Fannie Mae's regulator, the Office of Federal Housing Enterprise Oversight, this week announced a plan to add more transparency to Fannie Mae operations. Fannie Mae, together with Freddie Mac, another powerful player in the secondary mortgage market, own or guarantee about half of the U.S. mortgage market, and Fannie Mae alone has provided an estimated $6.3 trillion in mortgage financing since 1968. Last year, Freddie Mac was fined $125 million when the company restated earnings after understating profits by about $5 billion from 2000-02.
The regulator's allowance of a long period of change at Fannie Mae, rather than a rapid period of change, should not disrupt the overall market, Duncan said. "The regulator almost certainly set it up that way so that we will have some orderly changes."
And the resiliency of the housing market has been tested before – and passed the test, noted Nick Retsinas, director of the Joint Center for Housing Studies at Harvard University.
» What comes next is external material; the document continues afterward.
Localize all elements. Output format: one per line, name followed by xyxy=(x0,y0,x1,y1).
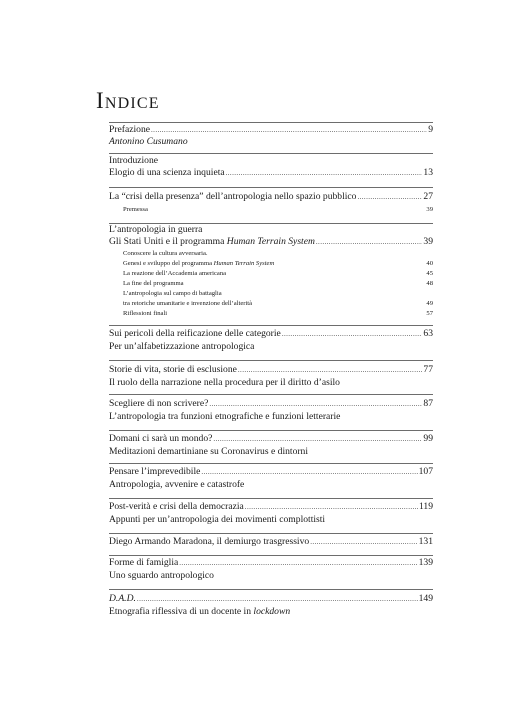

Though legislators have eyed some big changes in the federal government's relationship with Fannie Mae and Freddie Mac, Retsinas said it's doubtful that Congress will act quickly on reform.
"It is clearly unlikely that something will happen this (legislative) session and this year. This is not a year where you would expect a last-minute action," he said. Ultimately, the possible impacts of the Freddie Mac and Fannie Mae troubles on the overall housing market will be decided by lawmakers, he said.
"Let's not confuse getting through a problem as eliminating the issue. What impact (current events have) on the housing market – one must wait until the sun sets, until the legislative debate is joined and completed," he said.
One analyst, Jonathan Gray of Sanford C. Bernstein & Co., said in a report to investors that if Fannie Mae becomes a liquidator of mortgages, mortgage rates could rise 25 to 40 basis points. Keith Gumbinger, a vice president at HSH Associates, a publisher of mortgage information, said that a boost in capital at Fannie Mae "theoretically could make mortgages more expensive," The Associated Press reported, though the company would more likely slim its own profits.
Other investors, too, said that Fannie Mae will likely absorb the hit to its profit margins rather than pass along higher rates to consumers. Fannie Mae's profits were nearly stagnant in the second quarter of this year, rising only slightly over profits in the second quarter of 2003.
Dain Ehring, CEO for Dorado Corp., a company that offers Web-based systems for the mortgage industry, said that without the presence of Fannie Mae and Freddie Mac, the booming housing market would be fairly flat. He cautioned against an "overzealous" political reaction to any possible problems at Fannie Mae.
"It's a hard environment to be a public company right now," he said. And while he said Fannie Mae should be accountable for any problems, he added, "This is not an Enron."
Government reform of Fannie Mae and Freddie Mac "could have some major impacts on the big picture," he said.
Legislation aimed at creating a tougher regulator for Fannie Mae and Freddie Mac stalled in Congress earlier this year. But government officials have said the Bush administration remains committed to reforming oversight of the two corporations. The administration is in favor of creating a new, stronger agency.